Il ressort des éléments du dossier que les droits de [Q] [N] lui ont été notifiés sans la présence d’un interprète le 20 mai 2026 à 14h22; que lors de cette notification, il a expressément déclaré comprendre la langue française mais ne pas la lire; que lors de son interpellation ayant eu lieu peu de temps avant par la police municipale d'[Localité 4], il a indiqué sur question des policiers l’interrogeant sur les raisons de sa fuite, qu’il n’était pas assuré concernant la trottinette qu’il utilisait ce qui démontre une certaine maîtrise de la langue française; qu’il a en outre pu exercer ses droits puisqu’un interprète était présent au moment de son audition le 20 mai à 15h50 et qu’enfin, il a indiqué lors de son audition en présence d’un interprète et sur question qu’il les avait compris.

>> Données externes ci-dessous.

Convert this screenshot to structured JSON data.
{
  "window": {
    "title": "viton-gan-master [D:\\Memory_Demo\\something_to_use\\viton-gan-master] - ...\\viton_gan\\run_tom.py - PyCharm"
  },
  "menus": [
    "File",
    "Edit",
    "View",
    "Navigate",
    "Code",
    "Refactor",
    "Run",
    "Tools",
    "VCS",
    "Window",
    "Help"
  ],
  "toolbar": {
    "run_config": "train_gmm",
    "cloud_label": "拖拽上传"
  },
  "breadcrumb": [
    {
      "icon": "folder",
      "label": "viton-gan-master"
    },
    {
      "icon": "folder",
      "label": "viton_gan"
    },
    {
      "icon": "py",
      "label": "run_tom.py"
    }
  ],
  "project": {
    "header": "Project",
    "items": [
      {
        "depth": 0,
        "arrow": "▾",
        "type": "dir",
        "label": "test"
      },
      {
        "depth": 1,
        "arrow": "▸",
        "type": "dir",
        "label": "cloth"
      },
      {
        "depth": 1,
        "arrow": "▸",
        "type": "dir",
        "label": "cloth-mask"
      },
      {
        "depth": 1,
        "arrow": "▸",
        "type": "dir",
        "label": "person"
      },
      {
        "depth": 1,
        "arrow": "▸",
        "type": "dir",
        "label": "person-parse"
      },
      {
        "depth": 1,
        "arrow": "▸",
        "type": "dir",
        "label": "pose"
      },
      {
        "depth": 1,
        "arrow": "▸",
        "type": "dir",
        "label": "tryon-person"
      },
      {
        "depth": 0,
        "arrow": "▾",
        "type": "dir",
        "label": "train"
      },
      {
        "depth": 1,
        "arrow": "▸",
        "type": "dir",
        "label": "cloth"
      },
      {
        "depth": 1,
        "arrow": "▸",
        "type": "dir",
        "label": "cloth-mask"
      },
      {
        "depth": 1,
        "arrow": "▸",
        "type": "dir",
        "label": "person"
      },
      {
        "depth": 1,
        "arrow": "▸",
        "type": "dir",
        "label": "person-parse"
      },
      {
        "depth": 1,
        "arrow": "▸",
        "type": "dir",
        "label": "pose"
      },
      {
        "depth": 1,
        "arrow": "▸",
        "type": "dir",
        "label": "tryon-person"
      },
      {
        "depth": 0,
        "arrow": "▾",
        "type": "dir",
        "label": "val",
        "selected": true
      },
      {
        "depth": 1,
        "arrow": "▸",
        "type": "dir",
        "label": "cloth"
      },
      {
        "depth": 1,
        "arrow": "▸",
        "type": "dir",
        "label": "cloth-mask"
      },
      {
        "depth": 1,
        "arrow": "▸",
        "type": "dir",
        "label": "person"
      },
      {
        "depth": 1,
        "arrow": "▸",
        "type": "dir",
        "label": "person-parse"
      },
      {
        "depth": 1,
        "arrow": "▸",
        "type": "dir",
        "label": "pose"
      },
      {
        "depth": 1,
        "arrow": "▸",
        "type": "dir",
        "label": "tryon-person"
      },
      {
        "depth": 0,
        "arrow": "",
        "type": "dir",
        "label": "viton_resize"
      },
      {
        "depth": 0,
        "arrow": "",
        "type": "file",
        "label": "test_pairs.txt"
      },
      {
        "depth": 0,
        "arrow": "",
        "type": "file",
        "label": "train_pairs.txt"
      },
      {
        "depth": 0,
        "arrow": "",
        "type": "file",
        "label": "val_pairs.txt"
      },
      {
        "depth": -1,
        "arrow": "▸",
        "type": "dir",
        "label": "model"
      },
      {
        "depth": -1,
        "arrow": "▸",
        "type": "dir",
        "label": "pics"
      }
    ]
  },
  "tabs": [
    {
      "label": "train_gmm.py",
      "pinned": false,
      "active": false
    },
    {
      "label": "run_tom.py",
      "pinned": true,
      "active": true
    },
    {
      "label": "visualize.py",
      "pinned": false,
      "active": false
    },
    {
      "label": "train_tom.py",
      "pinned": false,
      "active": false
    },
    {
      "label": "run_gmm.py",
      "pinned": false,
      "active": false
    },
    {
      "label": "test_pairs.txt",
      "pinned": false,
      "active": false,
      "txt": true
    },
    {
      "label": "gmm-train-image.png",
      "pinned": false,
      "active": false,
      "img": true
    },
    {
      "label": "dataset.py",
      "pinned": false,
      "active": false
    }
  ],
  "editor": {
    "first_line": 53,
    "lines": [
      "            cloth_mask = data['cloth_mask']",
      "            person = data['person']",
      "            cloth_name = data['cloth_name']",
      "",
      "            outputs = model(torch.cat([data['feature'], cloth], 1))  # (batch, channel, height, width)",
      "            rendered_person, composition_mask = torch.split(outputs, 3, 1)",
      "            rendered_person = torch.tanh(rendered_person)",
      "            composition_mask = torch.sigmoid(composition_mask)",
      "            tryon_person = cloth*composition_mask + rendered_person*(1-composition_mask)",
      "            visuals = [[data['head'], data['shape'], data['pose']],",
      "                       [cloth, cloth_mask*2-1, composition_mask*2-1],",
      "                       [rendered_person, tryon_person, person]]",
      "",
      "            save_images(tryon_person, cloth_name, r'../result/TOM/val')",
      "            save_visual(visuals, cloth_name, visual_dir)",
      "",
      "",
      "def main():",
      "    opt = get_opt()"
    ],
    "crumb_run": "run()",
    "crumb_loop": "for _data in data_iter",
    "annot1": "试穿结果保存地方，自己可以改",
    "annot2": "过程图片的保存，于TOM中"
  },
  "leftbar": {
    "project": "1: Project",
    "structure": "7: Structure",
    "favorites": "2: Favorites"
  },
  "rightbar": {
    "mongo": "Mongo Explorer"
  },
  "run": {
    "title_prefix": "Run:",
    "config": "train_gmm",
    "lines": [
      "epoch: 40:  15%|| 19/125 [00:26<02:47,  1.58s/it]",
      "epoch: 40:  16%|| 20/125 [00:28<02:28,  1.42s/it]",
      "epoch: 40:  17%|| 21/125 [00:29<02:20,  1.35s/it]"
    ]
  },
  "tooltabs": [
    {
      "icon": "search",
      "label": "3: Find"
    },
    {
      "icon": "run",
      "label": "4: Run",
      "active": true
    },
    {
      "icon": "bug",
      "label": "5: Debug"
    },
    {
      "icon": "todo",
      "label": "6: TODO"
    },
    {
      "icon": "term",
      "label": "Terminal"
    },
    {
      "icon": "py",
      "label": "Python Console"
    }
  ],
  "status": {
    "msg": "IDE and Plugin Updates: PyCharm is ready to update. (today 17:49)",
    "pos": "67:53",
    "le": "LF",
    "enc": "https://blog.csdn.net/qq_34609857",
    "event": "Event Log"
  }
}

En conséquence, [Q] [N] a manifestement compris les droits qui lui ont été notifiés en garde à vue puisqu’il a été en mesure de les exercer ce qui ne porte donc pas atteinte à ses intérêts et ne constitue dès lors pas une atteinte substantielle à ses droits contrairement à ce qu’il prétend.
Ce moyen d’irrégularité de la procédure antérieure est rejeté.

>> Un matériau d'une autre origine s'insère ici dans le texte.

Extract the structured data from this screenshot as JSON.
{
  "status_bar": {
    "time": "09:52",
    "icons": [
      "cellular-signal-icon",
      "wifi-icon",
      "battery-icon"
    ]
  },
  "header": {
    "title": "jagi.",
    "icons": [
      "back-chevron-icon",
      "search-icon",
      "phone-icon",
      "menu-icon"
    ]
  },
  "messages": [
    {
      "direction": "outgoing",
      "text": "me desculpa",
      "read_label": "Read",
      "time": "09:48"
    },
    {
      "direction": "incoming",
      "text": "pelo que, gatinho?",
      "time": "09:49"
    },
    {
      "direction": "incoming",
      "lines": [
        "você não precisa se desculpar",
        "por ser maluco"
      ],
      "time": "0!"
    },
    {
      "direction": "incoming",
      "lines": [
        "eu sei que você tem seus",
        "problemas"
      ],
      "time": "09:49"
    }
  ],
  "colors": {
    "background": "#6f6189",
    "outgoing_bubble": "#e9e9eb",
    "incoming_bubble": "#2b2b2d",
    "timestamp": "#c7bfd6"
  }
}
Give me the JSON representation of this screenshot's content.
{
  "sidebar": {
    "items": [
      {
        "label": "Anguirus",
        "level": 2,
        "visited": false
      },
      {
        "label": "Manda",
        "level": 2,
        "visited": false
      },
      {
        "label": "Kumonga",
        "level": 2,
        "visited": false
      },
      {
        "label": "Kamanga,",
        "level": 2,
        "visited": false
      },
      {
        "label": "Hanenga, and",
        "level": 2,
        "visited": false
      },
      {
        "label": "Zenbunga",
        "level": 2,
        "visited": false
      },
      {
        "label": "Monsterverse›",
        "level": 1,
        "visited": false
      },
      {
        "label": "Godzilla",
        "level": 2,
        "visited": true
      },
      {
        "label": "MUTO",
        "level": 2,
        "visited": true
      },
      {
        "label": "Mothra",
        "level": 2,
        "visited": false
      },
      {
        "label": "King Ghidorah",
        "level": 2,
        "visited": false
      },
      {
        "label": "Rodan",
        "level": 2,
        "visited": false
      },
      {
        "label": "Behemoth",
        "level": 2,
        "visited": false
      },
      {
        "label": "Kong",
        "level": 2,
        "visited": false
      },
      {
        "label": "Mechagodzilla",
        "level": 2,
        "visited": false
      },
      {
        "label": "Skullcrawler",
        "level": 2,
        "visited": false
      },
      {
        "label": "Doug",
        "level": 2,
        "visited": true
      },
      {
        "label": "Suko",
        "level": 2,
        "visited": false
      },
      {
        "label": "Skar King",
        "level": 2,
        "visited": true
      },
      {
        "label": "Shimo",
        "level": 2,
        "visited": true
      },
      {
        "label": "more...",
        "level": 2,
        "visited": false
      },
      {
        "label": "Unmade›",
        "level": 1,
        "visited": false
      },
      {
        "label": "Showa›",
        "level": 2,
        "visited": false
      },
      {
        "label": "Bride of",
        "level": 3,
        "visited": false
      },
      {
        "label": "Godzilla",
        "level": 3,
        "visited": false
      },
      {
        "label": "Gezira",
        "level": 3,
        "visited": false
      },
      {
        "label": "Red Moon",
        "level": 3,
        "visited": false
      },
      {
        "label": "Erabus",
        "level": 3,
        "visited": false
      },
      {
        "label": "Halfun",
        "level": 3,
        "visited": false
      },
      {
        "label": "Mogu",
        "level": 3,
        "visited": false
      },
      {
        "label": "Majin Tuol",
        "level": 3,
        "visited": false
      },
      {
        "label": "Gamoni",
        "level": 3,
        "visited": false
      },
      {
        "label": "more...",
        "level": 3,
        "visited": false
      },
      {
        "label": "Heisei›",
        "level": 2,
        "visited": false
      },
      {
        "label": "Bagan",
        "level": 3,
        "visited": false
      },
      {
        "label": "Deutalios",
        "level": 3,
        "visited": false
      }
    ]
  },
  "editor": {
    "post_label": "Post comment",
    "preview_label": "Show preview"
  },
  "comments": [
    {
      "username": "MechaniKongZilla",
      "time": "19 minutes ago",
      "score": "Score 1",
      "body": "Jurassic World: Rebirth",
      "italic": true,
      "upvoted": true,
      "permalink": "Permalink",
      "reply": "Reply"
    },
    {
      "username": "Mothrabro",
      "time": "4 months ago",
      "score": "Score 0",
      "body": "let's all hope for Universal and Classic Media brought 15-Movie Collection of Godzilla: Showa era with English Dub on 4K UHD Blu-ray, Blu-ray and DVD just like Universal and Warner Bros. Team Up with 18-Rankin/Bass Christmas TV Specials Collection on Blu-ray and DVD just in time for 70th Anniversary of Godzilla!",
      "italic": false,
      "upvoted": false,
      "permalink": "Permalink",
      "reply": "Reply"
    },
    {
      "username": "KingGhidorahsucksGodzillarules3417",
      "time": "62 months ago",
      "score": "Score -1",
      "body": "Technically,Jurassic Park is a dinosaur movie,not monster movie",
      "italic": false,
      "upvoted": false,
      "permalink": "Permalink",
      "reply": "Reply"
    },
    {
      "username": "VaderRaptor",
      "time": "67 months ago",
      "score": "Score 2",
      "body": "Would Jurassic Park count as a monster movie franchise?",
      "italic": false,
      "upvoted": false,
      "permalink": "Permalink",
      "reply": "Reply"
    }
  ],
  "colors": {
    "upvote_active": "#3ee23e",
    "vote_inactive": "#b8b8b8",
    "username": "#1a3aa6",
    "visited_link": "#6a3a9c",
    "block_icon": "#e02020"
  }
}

Sur le moyen tiré de l’absence de diligences.
Dans sa requête en prolongation de la rétention de [Q] [N], l’autorité préfectorale fait valoir que l’intéressé n’est pas en mesure de justifier d’une entrée régulière sur le territoire français, qu’il ne peut justifier être titulaire d’un titre de séjour en cours de validité ni démontrer qu’il aurait entrepris des démarches en ce sens; qu’elle a sollicité un laissez-passer consulaire auprès des autorités consulaires algériennes dès le 20 mai 2026 ; que le 21 mai 2026, le dossier de demande a été complété ; qu’elle est actuellement dans l’attente d’une réponse.
La réalité de ces diligences n’est pas contestée.

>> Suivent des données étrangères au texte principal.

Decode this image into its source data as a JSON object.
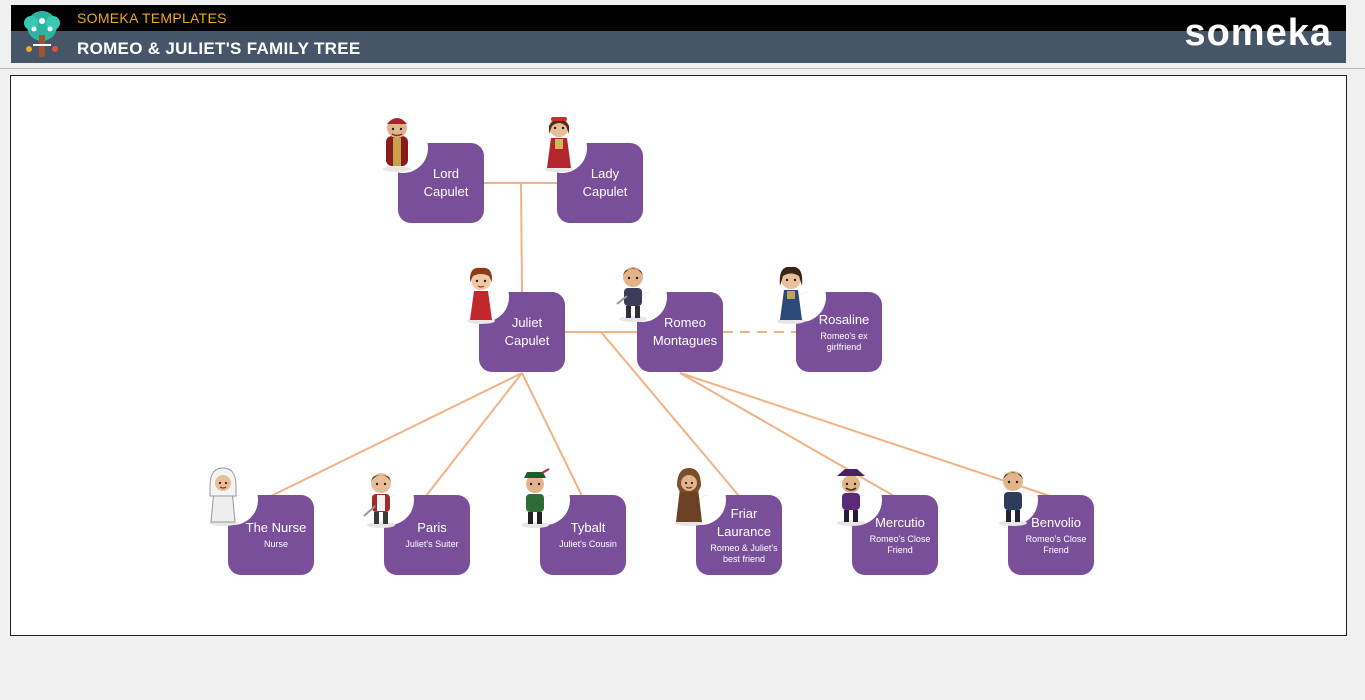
{
  "header": {
    "subtitle": "SOMEKA TEMPLATES",
    "title": "ROMEO & JULIET'S FAMILY TREE",
    "brand": "someka"
  },
  "colors": {
    "card": "#7a4f9a",
    "link": "#f4b183",
    "header_bg": "#475569",
    "subtitle": "#f5a623"
  },
  "people": {
    "lord_capulet": {
      "name": "Lord Capulet",
      "role": ""
    },
    "lady_capulet": {
      "name": "Lady Capulet",
      "role": ""
    },
    "juliet": {
      "name": "Juliet Capulet",
      "role": ""
    },
    "romeo": {
      "name": "Romeo Montagues",
      "role": ""
    },
    "rosaline": {
      "name": "Rosaline",
      "role": "Romeo's ex girlfriend"
    },
    "nurse": {
      "name": "The Nurse",
      "role": "Nurse"
    },
    "paris": {
      "name": "Paris",
      "role": "Juliet's Suiter"
    },
    "tybalt": {
      "name": "Tybalt",
      "role": "Juliet's Cousin"
    },
    "friar_laurance": {
      "name": "Friar Laurance",
      "role": "Romeo & Juliet's best friend"
    },
    "mercutio": {
      "name": "Mercutio",
      "role": "Romeo's Close Friend"
    },
    "benvolio": {
      "name": "Benvolio",
      "role": "Romeo's Close Friend"
    }
  },
  "icons": {
    "logo": "family-tree-icon",
    "avatars": "character-portrait-icon"
  }
}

Il ressort des pièces du débat que l’autorité administrative a effectué les diligences nécessaires et que [Q] [N] ne désigne précisément aucune insuffisance particulière de l’autorité préfectorale dans les diligences susceptibles d’être utilement engagées durant les quatre jours suivant son placement en rétention administrative.
Il en résulte que le moyen tiré de l’absence de diligences ainsi que la prétention qui lui est associée tend uniquement à solliciter une mise en liberté et à obtenir de manière claire la mainlevée de la rétention administrative.
Par ailleurs, il existe des perspectives raisonnables d’éloignement à ce stade.
Il y a lieu de considérer que les éléments invoqués par [Q] [N] ne permettent pas de justifier qu’il soit mis fin à sa rétention administrative.
Son appel doit dès lors être rejeté sans audience, l’ordonnance entreprise est confirmée et la prolongation de sa rétention administrative sera ordonnée pour une durée de 26 jours.
PAR CES MOTIFS
Confirmons l’ordonnance déférée,
Ordonnons la prolongation de la rétention administrative de [Q] [N] pour une période de 26 jours supplémentaires.